In 1972, Sen. George McGovern hastily selected Sen. Thomas Eagleton of Missouri as his running mate and was soon forced to drop him when it was learned Eagleton had been treated for unrevealed mental illnesses. McGovern lost to Richard Nixon despite faint rumblings that the Watergate burglary was possibly tied to a corrupt White House.
Thirty-six years later, thoughtful conservative pundits George Will, David Brooks, Kathleen Parker, Charles Krauthammer and David Frum have declared McCain's choice, Sarah Palin, "unqualified to be president." Unlike McGovern who vacillated in removing Eagleton but finally did so in favor of Sargent Shriver, John McCain has stuck by Palin, ignoring the columnists' opprobrium.
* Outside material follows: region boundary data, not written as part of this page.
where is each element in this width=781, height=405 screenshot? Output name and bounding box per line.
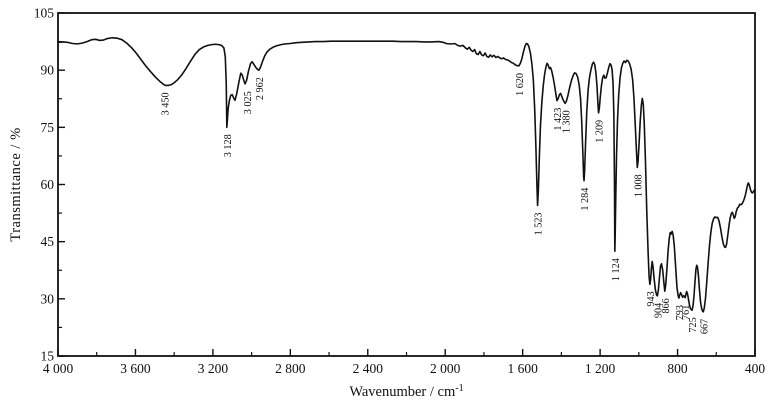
x-axis-title: Wavenumber / cm-1 (349, 383, 463, 400)
y-axis-tick-label: 90 (41, 63, 55, 78)
peak-label: 2 962 (255, 77, 266, 100)
y-axis-tick-label: 75 (41, 120, 55, 135)
x-axis-tick-label: 4 000 (43, 361, 74, 376)
x-axis-tick-label: 3 600 (120, 361, 151, 376)
y-axis-tick-label: 15 (41, 349, 55, 364)
peak-label: 1 620 (515, 73, 526, 96)
x-axis-tick-label: 2 000 (430, 361, 461, 376)
x-axis-tick-label: 1 200 (585, 361, 616, 376)
peak-label: 761 (681, 305, 692, 320)
x-axis-tick-label: 800 (667, 361, 688, 376)
x-axis-tick-label: 400 (745, 361, 766, 376)
x-axis-tick-label: 3 200 (198, 361, 229, 376)
x-axis-tick-label: 1 600 (507, 361, 538, 376)
peak-label: 1 523 (534, 212, 545, 235)
x-axis-tick-label: 2 400 (353, 361, 384, 376)
peak-label: 866 (661, 298, 672, 313)
peak-label: 1 284 (580, 188, 591, 211)
peak-label: 1 124 (611, 258, 622, 281)
spectrum-curve (57, 36, 756, 313)
peak-label: 793 (675, 305, 686, 320)
y-axis-title: Transmittance / % (8, 127, 24, 241)
y-axis-tick-label: 30 (41, 291, 55, 306)
y-axis-tick-label: 45 (41, 234, 55, 249)
peak-label: 3 025 (243, 91, 254, 114)
peak-label: 725 (688, 317, 699, 332)
peak-label: 1 423 (553, 108, 564, 131)
y-axis-tick-label: 60 (41, 177, 55, 192)
peak-label: 667 (699, 319, 710, 334)
peak-label: 1 380 (561, 110, 572, 133)
peak-label: 3 128 (223, 134, 234, 157)
y-axis-tick-label: 105 (34, 6, 55, 21)
peak-label: 3 450 (160, 92, 171, 115)
x-axis-tick-label: 2 800 (275, 361, 306, 376)
peak-label: 1 008 (633, 174, 644, 197)
peak-label: 904 (653, 303, 664, 318)
peak-label: 1 209 (594, 120, 605, 143)
peak-label: 943 (646, 291, 657, 306)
The Palin decision was a failed, cynical move to lure disenchanted Hillary Clinton supporters. But love for Hillary hasn't computed to love for Palin. Enthusiasm for the Alaskan evaporated when offended feminists realized how reactionary Sarah Palin is on key women's issues.
Palin does "maverick" McCain's dirty work with obvious relish, just as the felonious Spiro Agnew did Nixon's. She gleefully spouts that Obama is "palling around with terrorists," a charge The Associated Press has labeled "unsubstantiated and racially tinged." She repeatedly spouts, "This is not a man who sees America as you see it and I see America."
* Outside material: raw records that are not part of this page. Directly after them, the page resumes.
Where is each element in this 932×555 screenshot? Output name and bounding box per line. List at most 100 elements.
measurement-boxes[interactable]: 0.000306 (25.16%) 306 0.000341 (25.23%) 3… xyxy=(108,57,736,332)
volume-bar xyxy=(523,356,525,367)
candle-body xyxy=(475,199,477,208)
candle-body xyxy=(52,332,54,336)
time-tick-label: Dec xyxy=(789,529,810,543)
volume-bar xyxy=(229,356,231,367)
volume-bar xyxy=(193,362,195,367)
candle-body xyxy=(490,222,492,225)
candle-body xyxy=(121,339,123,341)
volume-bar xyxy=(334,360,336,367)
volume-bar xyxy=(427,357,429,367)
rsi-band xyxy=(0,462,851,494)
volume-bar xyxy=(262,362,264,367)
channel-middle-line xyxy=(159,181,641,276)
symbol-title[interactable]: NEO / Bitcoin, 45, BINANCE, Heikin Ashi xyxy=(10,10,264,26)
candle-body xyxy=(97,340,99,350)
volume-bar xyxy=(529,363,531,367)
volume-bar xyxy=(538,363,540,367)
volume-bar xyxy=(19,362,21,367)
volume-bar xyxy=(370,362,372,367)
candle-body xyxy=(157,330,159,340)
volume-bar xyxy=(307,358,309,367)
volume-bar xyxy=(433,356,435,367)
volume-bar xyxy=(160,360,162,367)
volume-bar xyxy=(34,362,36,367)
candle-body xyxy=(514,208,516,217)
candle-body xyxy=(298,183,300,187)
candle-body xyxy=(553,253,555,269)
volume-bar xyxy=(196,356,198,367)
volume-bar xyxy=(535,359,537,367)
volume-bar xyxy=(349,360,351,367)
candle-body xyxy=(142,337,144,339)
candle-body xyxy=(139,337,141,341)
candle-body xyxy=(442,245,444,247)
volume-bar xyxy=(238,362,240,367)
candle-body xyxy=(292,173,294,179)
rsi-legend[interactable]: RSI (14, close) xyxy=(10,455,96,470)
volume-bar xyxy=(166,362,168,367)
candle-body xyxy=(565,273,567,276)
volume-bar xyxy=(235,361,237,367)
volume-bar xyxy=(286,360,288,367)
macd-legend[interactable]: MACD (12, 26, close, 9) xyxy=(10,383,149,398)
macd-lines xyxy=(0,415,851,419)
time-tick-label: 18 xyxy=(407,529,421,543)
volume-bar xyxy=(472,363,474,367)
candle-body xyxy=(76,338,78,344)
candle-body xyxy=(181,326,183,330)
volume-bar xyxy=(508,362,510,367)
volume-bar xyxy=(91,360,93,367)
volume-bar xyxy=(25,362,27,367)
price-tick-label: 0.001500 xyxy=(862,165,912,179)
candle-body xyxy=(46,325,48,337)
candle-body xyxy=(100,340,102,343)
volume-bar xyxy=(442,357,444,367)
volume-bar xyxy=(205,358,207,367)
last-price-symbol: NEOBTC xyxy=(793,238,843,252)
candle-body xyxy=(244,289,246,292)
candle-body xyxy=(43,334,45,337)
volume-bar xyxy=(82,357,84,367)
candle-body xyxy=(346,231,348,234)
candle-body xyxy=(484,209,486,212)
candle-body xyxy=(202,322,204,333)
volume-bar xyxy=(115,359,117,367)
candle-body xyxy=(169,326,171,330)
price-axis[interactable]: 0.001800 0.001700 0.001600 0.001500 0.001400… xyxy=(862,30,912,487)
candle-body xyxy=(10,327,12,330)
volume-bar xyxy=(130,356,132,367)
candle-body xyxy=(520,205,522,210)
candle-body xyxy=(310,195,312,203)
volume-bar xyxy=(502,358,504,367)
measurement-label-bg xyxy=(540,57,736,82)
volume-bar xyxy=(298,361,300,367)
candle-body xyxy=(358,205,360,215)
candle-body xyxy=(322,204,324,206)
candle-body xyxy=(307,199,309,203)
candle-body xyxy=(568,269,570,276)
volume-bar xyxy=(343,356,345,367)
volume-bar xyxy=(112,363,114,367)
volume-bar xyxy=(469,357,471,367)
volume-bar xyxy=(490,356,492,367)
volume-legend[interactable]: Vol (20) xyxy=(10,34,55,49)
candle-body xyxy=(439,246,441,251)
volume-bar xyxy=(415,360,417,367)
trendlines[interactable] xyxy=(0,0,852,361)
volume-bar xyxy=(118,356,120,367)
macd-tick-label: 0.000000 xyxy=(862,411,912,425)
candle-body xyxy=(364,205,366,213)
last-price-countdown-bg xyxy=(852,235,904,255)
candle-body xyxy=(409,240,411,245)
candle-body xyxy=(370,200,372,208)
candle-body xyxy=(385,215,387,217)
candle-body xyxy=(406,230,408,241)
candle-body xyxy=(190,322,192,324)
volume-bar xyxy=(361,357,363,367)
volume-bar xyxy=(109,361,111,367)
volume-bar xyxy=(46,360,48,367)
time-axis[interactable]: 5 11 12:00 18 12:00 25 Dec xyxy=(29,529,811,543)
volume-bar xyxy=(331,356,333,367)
Ironically, Palin's husband was for seven years a card-carrying member of the Alaska Independence Party, which advocates secession, not unlike disloyal Southerners in Lincoln's day. Honest Abe would find it shocking that a current-day candidate of his party is married to a radical secessionist.
The Grand Old Party has long engaged in sleaze. In 1950, Richard Nixon used character assassination against Congresswoman Helen Gahagan Douglas, a three-term liberal Democrat who today is deemed to be the prototypical victim of a smear campaign. Alluding to her alleged Communist or "Red" sympathies, Nixon said she was a "fellow traveler," citing her supposed "Communist-leaning" votes in Congress, and argued she was "pink right down to her underwear."
Nixon's close ally and fellow "anti-Communist," Sen. Joseph McCarthy, gave true meaning to political sleaze, calling Truman's distinguished secretary of state, George C. Marshall, a Communist sympathizer and more.
Lee Atwater and Karl Rove, who delivered sleaze for George H.W. Bush and George W. Bush, took slander to a higher level, with personal attacks their stock in trade. Atwater died supposedly repentant for the evil he'd done for the Republican cause. An unrepentant Rove is currently under subpoena by Congress for his role in the firing of federal prosecutors.
When Joe McCarthy attacked the U.S. Army (never a wise move for a politician), he encountered a quiet, cerebral lawyer from Boston by the name of Joseph Welch. During the Army-McCarthy hearings, McCarthy attempted to put into the record gratuitous information about a young lawyer, Fred Fisher -- who, though he was a Republican, had once (in law school and a few months thereafter) belonged to a chapter of a leftist organization, the Lawyer's Guild.
Fisher wasn't even on the team representing the Army in the case at hand, but his career could well be over if he was publicly smeared as a Communist, and that was a blow McCarthy could strike against Welch's law firm.
As McCarthy launched into a speech that would put Fisher's record as a member of the Lawyer's Guild into the record, Welch argued against him fiercely, castigating him personally ("Until this moment, Senator, I think I never really gauged your cruelty or your recklessness"), begging him not to go on.
"Let us not assassinate this lad further, Senator; you've done enough," Welch said.
When McCarthy showed he was going to continue, Welch added the famous lines: "Have you no sense of decency, sir? At long last, have you left no sense of decency?" From that moment on, McCarthy's days were numbered. He died a drunk three years later after being censured by the Senate. His sorry legacy: the term "McCarthyism."
Sarah Palin, abetted by John McCain and guided by her GOP handlers, has behaved no less miserably than Joe McCarthy. She, too, has no sense of decency.